1. Implement a PRM planner for a multi-link (at least four) robot arm.

The PRM variant I implemented for this assignment is the RRT. I chose this over the traditional PRM because RRTs seem to be what's used in practice lately and are something that I wanted more experience with. This proved to be a fruitful experience because though the algorithm is remarkably simple, there are subtleties to making it work well.

I implemented the RRT planner for a multi-link arm in 2-D. Below are examples for a 4-link and 8-link arm. The world is centered at the fixed base of the arm and includes arbitrary polygonal obstacles.

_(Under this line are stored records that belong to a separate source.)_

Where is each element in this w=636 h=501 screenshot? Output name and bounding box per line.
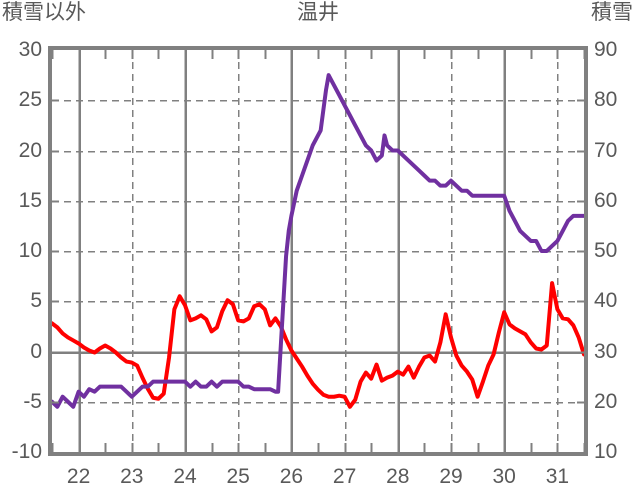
y-axis-right-tick-label: 50 [594, 239, 618, 262]
y-axis-right-tick-label: 30 [594, 339, 618, 363]
right-axis-header: 積雪 [591, 1, 633, 24]
y-axis-left-tick-label: 10 [18, 239, 42, 262]
y-axis-right-tick-label: 60 [594, 188, 618, 212]
y-axis-left-tick-label: 0 [30, 339, 42, 363]
y-axis-right-tick-label: 20 [594, 389, 618, 413]
y-axis-right-tick-label: 40 [594, 289, 618, 313]
plot-area [48, 46, 588, 456]
y-axis-left-tick-label: 5 [30, 289, 42, 313]
y-axis-right-tick-label: 10 [594, 440, 618, 463]
x-axis-tick-label: 25 [226, 465, 250, 488]
chart-gridlines [52, 50, 584, 452]
y-axis-right-tick-label: 70 [594, 138, 618, 162]
chart-series [52, 73, 584, 409]
x-axis-tick-label: 24 [173, 465, 197, 488]
x-axis-tick-label: 27 [332, 465, 357, 488]
y-axis-left-tick-label: 25 [18, 88, 42, 112]
y-axis-left-tick-label: 20 [18, 138, 42, 162]
left-axis-header: 積雪以外 [2, 1, 86, 24]
series-line [52, 281, 584, 409]
y-axis-right-tick-label: 90 [594, 38, 618, 61]
series-line [52, 73, 584, 409]
y-axis-right-tick-label: 80 [594, 88, 618, 112]
y-axis-left-tick-label: 15 [18, 188, 42, 212]
x-axis-tick-label: 28 [386, 465, 410, 488]
page-title: 温井 [297, 1, 339, 24]
x-axis-tick-label: 30 [492, 465, 516, 488]
x-axis-tick-label: 26 [279, 465, 304, 488]
y-axis-left-tick-label: 30 [18, 38, 42, 61]
x-axis-tick-label: 29 [439, 465, 463, 488]
y-axis-left-tick-label: -5 [23, 389, 42, 413]
y-axis-left-tick-label: -10 [11, 440, 42, 463]
x-axis-tick-label: 31 [545, 465, 570, 488]
x-axis-tick-label: 23 [120, 465, 144, 488]
x-axis-tick-label: 22 [66, 465, 91, 488]
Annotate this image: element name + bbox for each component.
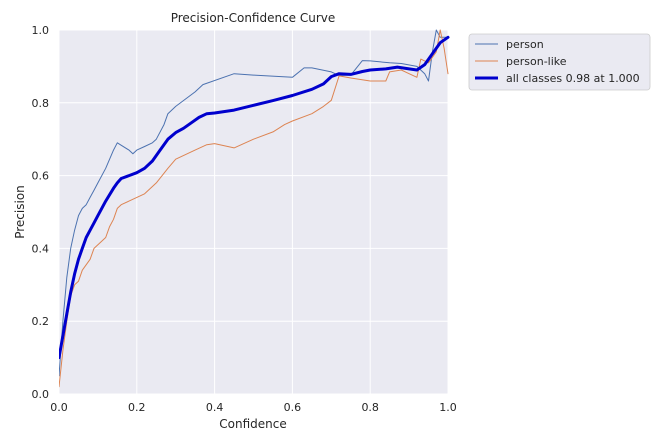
legend-items: person person-like all classes 0.98 at 1.0… <box>475 38 640 85</box>
legend: person person-like all classes 0.98 at 1.0… <box>468 33 651 91</box>
y-tick-label: 1.0 <box>32 24 50 37</box>
legend-frame <box>468 33 651 91</box>
series-line-2 <box>59 29 449 388</box>
y-tick-label: 0.6 <box>32 170 50 183</box>
x-axis-label: Confidence <box>219 417 286 431</box>
series-line-3 <box>59 35 450 360</box>
y-tick-label: 0.2 <box>32 315 50 328</box>
series-line-1 <box>59 29 449 377</box>
x-tick-label: 0.2 <box>128 401 146 414</box>
y-tick-label: 0.8 <box>32 97 50 110</box>
x-tick-label: 0.0 <box>50 401 68 414</box>
y-axis-label: Precision <box>13 185 27 239</box>
legend-label-3: all classes 0.98 at 1.000 <box>506 72 640 85</box>
ticks: 0.0 0.2 0.4 0.6 0.8 1.0 0.0 0.2 0.4 0.6 0.8 1.0 <box>32 24 457 414</box>
y-tick-label: 0.0 <box>32 388 50 401</box>
y-tick-label: 0.4 <box>32 242 50 255</box>
legend-label-2: person-like <box>506 55 567 68</box>
x-tick-label: 0.6 <box>284 401 302 414</box>
x-tick-label: 0.4 <box>206 401 224 414</box>
series-layer <box>59 29 450 388</box>
x-tick-label: 0.8 <box>361 401 379 414</box>
grid <box>58 29 449 395</box>
legend-label-1: person <box>506 38 544 51</box>
x-tick-label: 1.0 <box>439 401 457 414</box>
chart-title: Precision-Confidence Curve <box>171 11 336 25</box>
axes-background <box>59 30 448 394</box>
plot-area <box>58 29 450 395</box>
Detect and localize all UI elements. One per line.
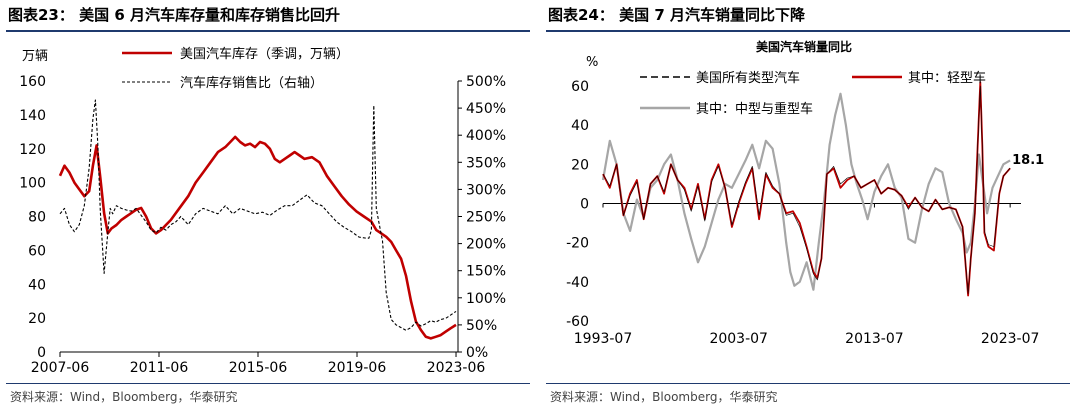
last-value-label: 18.1 xyxy=(1012,153,1044,168)
y-tick-label-right: 0% xyxy=(466,345,488,361)
left-title-rule xyxy=(6,30,530,32)
y-tick-label-left: 160 xyxy=(19,74,46,90)
y-tick-label: -60 xyxy=(566,314,589,330)
y-tick-label-right: 200% xyxy=(466,237,506,253)
left-figure-panel: 图表23： 美国 6 月汽车库存量和库存销售比回升 万辆 0 20 40 60 80 100… xyxy=(6,6,530,404)
y-tick-label-left: 100 xyxy=(19,176,46,192)
left-figure-title: 图表23： 美国 6 月汽车库存量和库存销售比回升 xyxy=(8,6,340,24)
inventory-sales-ratio-line xyxy=(59,99,457,331)
legend-label-heavy: 其中：中型与重型车 xyxy=(696,101,813,117)
y-tick-label-right: 400% xyxy=(466,128,506,144)
legend-label-ratio: 汽车库存销售比（右轴） xyxy=(180,75,323,91)
y-tick-label-right: 450% xyxy=(466,101,506,117)
left-source-note: 资料来源：Wind，Bloomberg，华泰研究 xyxy=(10,390,238,404)
x-tick-label: 2015-06 xyxy=(229,360,288,376)
y-tick-label-left: 20 xyxy=(28,311,46,327)
y-axis-unit-label: % xyxy=(586,55,598,70)
y-tick-label-right: 500% xyxy=(466,74,506,90)
right-figure-panel: 图表24： 美国 7 月汽车销量同比下降 美国汽车销量同比% -60 -40 -20 0… xyxy=(540,0,1080,419)
left-source-rule xyxy=(6,383,530,384)
x-tick-label: 2007-06 xyxy=(31,360,90,376)
y-tick-label: 0 xyxy=(580,197,589,213)
y-tick-label-left: 0 xyxy=(37,345,46,361)
x-tick-label: 2023-07 xyxy=(981,331,1039,347)
y-tick-label-left: 140 xyxy=(19,108,46,124)
legend-label-inventory: 美国汽车库存（季调，万辆） xyxy=(180,46,349,62)
inventory-chart: 万辆 0 20 40 60 80 100 120 140 160 0% 50% 100% 150% 200%… xyxy=(19,46,506,376)
x-tick-label: 2019-06 xyxy=(328,360,387,376)
x-tick-label: 2011-06 xyxy=(130,360,189,376)
legend-label-all: 美国所有类型汽车 xyxy=(696,70,800,86)
y-tick-label: 60 xyxy=(571,79,589,95)
y-tick-label: 20 xyxy=(571,157,589,173)
y-tick-label-right: 100% xyxy=(466,291,506,307)
y-tick-label-left: 120 xyxy=(19,142,46,158)
y-tick-label-left: 60 xyxy=(28,243,46,259)
y-tick-label-right: 250% xyxy=(466,210,506,226)
y-axis-unit-label: 万辆 xyxy=(22,49,48,64)
y-tick-label: 40 xyxy=(571,118,589,134)
y-tick-label-right: 150% xyxy=(466,264,506,280)
right-source-note: 资料来源：Wind，Bloomberg，华泰研究 xyxy=(550,390,778,404)
y-tick-label-right: 50% xyxy=(466,318,497,334)
y-tick-label-left: 80 xyxy=(28,210,46,226)
x-tick-label: 1993-07 xyxy=(574,331,633,347)
x-tick-label: 2013-07 xyxy=(845,331,904,347)
chart-title: 美国汽车销量同比 xyxy=(756,39,852,54)
x-tick-label: 2023-06 xyxy=(427,360,486,376)
inventory-series-line xyxy=(58,135,457,340)
sales-yoy-chart: 美国汽车销量同比% -60 -40 -20 0 20 40 60 1993-07 2003-07 2… xyxy=(566,39,1044,347)
right-figure-title: 图表24： 美国 7 月汽车销量同比下降 xyxy=(548,6,805,24)
legend-label-light: 其中：轻型车 xyxy=(908,70,986,86)
y-tick-label-right: 350% xyxy=(466,155,506,171)
y-tick-label-right: 300% xyxy=(466,182,506,198)
x-tick-label: 2003-07 xyxy=(709,331,768,347)
all-vehicles-series-line xyxy=(602,85,1011,294)
right-source-rule xyxy=(546,383,1070,384)
y-tick-label: -20 xyxy=(566,236,589,252)
y-tick-label: -40 xyxy=(566,275,589,291)
y-tick-label-left: 40 xyxy=(28,277,46,293)
right-title-rule xyxy=(546,30,1070,32)
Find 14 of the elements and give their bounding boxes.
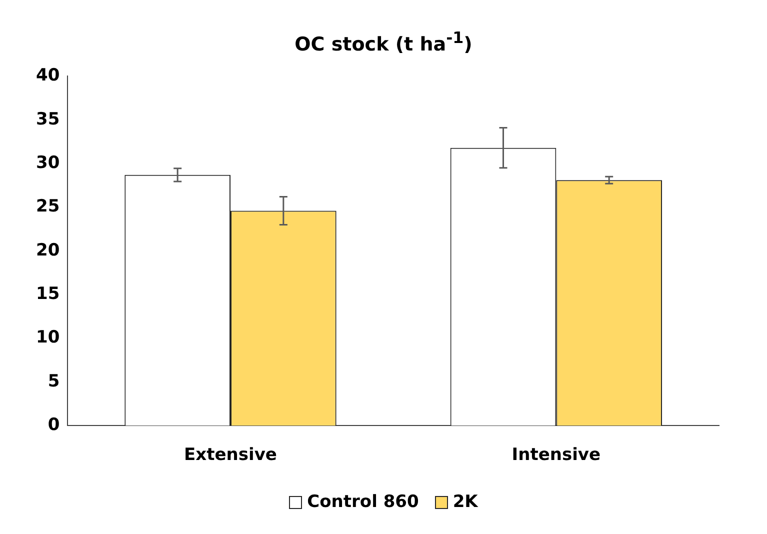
y-tick-label: 30 bbox=[36, 152, 60, 173]
y-tick-label: 0 bbox=[48, 415, 60, 436]
y-tick-label: 25 bbox=[36, 196, 60, 217]
legend-label: 2K bbox=[452, 492, 478, 512]
y-tick-label: 35 bbox=[36, 109, 60, 130]
x-tick-label: Intensive bbox=[512, 445, 601, 466]
y-tick-label: 15 bbox=[36, 284, 60, 304]
y-tick-label: 10 bbox=[36, 328, 60, 348]
y-tick-label: 20 bbox=[36, 240, 60, 260]
y-tick-label: 40 bbox=[36, 66, 60, 86]
legend-label: Control 860 bbox=[307, 492, 419, 512]
x-tick-label: Extensive bbox=[184, 445, 277, 466]
chart-title: OC stock (t ha$^{-1}$) bbox=[294, 27, 474, 58]
y-tick-label: 5 bbox=[48, 371, 60, 392]
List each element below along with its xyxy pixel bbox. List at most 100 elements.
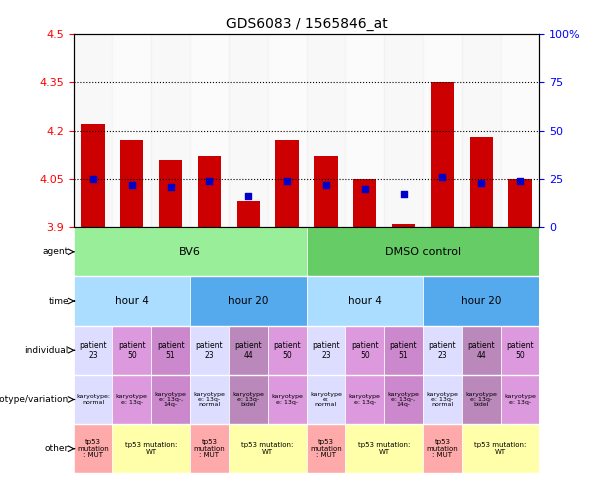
Point: [321, 181, 331, 188]
Bar: [462, 375, 501, 424]
Bar: [314, 156, 338, 227]
Bar: [74, 424, 112, 473]
Bar: [353, 179, 376, 227]
Text: time: time: [48, 297, 69, 306]
Bar: [268, 34, 306, 227]
Text: karyotype:
normal: karyotype: normal: [76, 394, 110, 405]
Bar: [112, 326, 151, 375]
Point: [398, 190, 408, 198]
Bar: [462, 34, 501, 227]
Point: [282, 177, 292, 185]
Bar: [306, 276, 423, 326]
Bar: [268, 375, 306, 424]
Text: patient
50: patient 50: [118, 341, 146, 360]
Text: tp53
mutation
: MUT: tp53 mutation : MUT: [77, 439, 109, 458]
Bar: [74, 227, 306, 276]
Text: tp53 mutation:
WT: tp53 mutation: WT: [242, 442, 294, 455]
Bar: [190, 375, 229, 424]
Bar: [384, 326, 423, 375]
Point: [476, 179, 486, 186]
Title: GDS6083 / 1565846_at: GDS6083 / 1565846_at: [226, 17, 387, 31]
Point: [166, 183, 175, 190]
Bar: [423, 34, 462, 227]
Point: [438, 173, 447, 181]
Bar: [306, 424, 345, 473]
Bar: [392, 224, 415, 227]
Bar: [237, 201, 260, 227]
Bar: [384, 375, 423, 424]
Text: karyotype
e: 13q-
normal: karyotype e: 13q- normal: [427, 392, 459, 407]
Bar: [306, 375, 345, 424]
Bar: [470, 137, 493, 227]
Text: patient
23: patient 23: [312, 341, 340, 360]
Bar: [112, 375, 151, 424]
Text: tp53
mutation
: MUT: tp53 mutation : MUT: [427, 439, 459, 458]
Bar: [306, 326, 345, 375]
Text: tp53 mutation:
WT: tp53 mutation: WT: [125, 442, 177, 455]
Bar: [275, 140, 299, 227]
Text: BV6: BV6: [179, 247, 201, 257]
Text: patient
50: patient 50: [506, 341, 534, 360]
Bar: [345, 34, 384, 227]
Bar: [384, 34, 423, 227]
Text: DMSO control: DMSO control: [385, 247, 461, 257]
Bar: [229, 424, 306, 473]
Text: patient
44: patient 44: [234, 341, 262, 360]
Text: tp53
mutation
: MUT: tp53 mutation : MUT: [194, 439, 226, 458]
Bar: [345, 326, 384, 375]
Point: [127, 181, 137, 188]
Text: patient
44: patient 44: [467, 341, 495, 360]
Text: agent: agent: [43, 247, 69, 256]
Text: tp53 mutation:
WT: tp53 mutation: WT: [358, 442, 410, 455]
Text: patient
50: patient 50: [351, 341, 379, 360]
Bar: [74, 276, 190, 326]
Bar: [508, 179, 531, 227]
Bar: [501, 375, 539, 424]
Bar: [112, 34, 151, 227]
Bar: [501, 326, 539, 375]
Bar: [423, 424, 462, 473]
Point: [360, 185, 370, 192]
Bar: [190, 424, 229, 473]
Bar: [74, 375, 112, 424]
Bar: [462, 326, 501, 375]
Text: individual: individual: [25, 346, 69, 355]
Text: patient
23: patient 23: [196, 341, 223, 360]
Point: [205, 177, 215, 185]
Text: hour 4: hour 4: [348, 296, 382, 306]
Bar: [229, 326, 268, 375]
Bar: [120, 140, 143, 227]
Bar: [229, 34, 268, 227]
Text: patient
23: patient 23: [79, 341, 107, 360]
Bar: [112, 424, 190, 473]
Bar: [306, 227, 539, 276]
Bar: [431, 82, 454, 227]
Bar: [151, 375, 190, 424]
Bar: [423, 326, 462, 375]
Text: karyotype
e:
normal: karyotype e: normal: [310, 392, 342, 407]
Bar: [190, 276, 306, 326]
Text: hour 20: hour 20: [228, 296, 268, 306]
Text: hour 4: hour 4: [115, 296, 149, 306]
Bar: [74, 326, 112, 375]
Bar: [74, 34, 112, 227]
Text: hour 20: hour 20: [461, 296, 501, 306]
Bar: [462, 424, 539, 473]
Text: tp53
mutation
: MUT: tp53 mutation : MUT: [310, 439, 342, 458]
Bar: [423, 375, 462, 424]
Bar: [268, 326, 306, 375]
Text: karyotype
e: 13q-: karyotype e: 13q-: [271, 394, 303, 405]
Bar: [198, 156, 221, 227]
Text: karyotype
e: 13q-
bidel: karyotype e: 13q- bidel: [232, 392, 264, 407]
Text: other: other: [45, 444, 69, 453]
Bar: [159, 159, 182, 227]
Text: patient
51: patient 51: [390, 341, 417, 360]
Text: genotype/variation: genotype/variation: [0, 395, 69, 404]
Text: karyotype
e: 13q-,
14q-: karyotype e: 13q-, 14q-: [154, 392, 186, 407]
Text: karyotype
e: 13q-: karyotype e: 13q-: [504, 394, 536, 405]
Bar: [82, 124, 105, 227]
Bar: [345, 424, 423, 473]
Bar: [423, 276, 539, 326]
Bar: [151, 326, 190, 375]
Text: patient
23: patient 23: [428, 341, 456, 360]
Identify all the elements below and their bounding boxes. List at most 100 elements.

The algorithm proceeds roughly as follows:

1. Create an explicit search tree comprised of the singleton start state.
2. While !s.isReachable(goalstate) for all s in tree:
   1. s_rand = generate_random_config
   2. s_nearest = find_nearest(s_rand)
   3. if (s_new = expand_tree(s_nearest, s_rand)) != NULL:
      1. add_child(s_nearest, s_new)

Component explanation:

1. States. A state is comprised of a robot configuration, in the form of a tuple of joint angles, one for each joint of the arm.
2. s1.isReachable(s2). This is a function that returns true iff s2 can be reached from s1 by merely linearly interpolating the joint angles between each without any part of the arm intersecting an obstacle along the way. This test is performed by sampling the line of configurations between the two at a resolution that is adapted to be proportional to the speed of the end-effector during the trajectory.
3. generate_random_config. This function returns a robot configuration with joint angles each independently uniformly sampled from (-Pi,Pi]. A goal bias is introduced here so that 20% of the time, the goal state is returned instead of an actual random configuration. This is to bias the search towards the location of the goal.
4. find_nearest(s). This function returns the node in the search tree ``nearest'' the state s. I experimented with two metrics for this purpose: euclidean distance between end-effector positions (orientation disregarded) and sum-of-squares difference (around the unit circle) in the joint angle vectors. Both appeared to work about as well as the other. For this assignment, I implemented this naively by exhaustively comparing against every node in the existing tree. This slowed the planner significantly and should be replaced by a fancier data structure such as a KD tree.
5. expand_tree(s1, s2). This function attempts to expand the search tree by returning a new state that lies on the linear spline between s1 (a node already in the search tree) and s2 (a node outside the search tree). This is performed by progressively sampling along this line (again with adaptive resolution) and stopping when either an obstacle is hit or s2 is reached. The state at that point is returned.
6. add_child(s1, s2). This function inserts s2 into the search tree -- of which s1 is already a member -- as a child of s1.

Examples

Initial configuration:

Configurations searched:

Final configuration:

Initial configuration:

Configurations searched:

Final configuration:

Videos: Available here

Source code: Available here

This appears to compile and run fine on linux.andrew.cmu.edu, and should do the same on most other Linux systems. No attempt was made to target other OSes.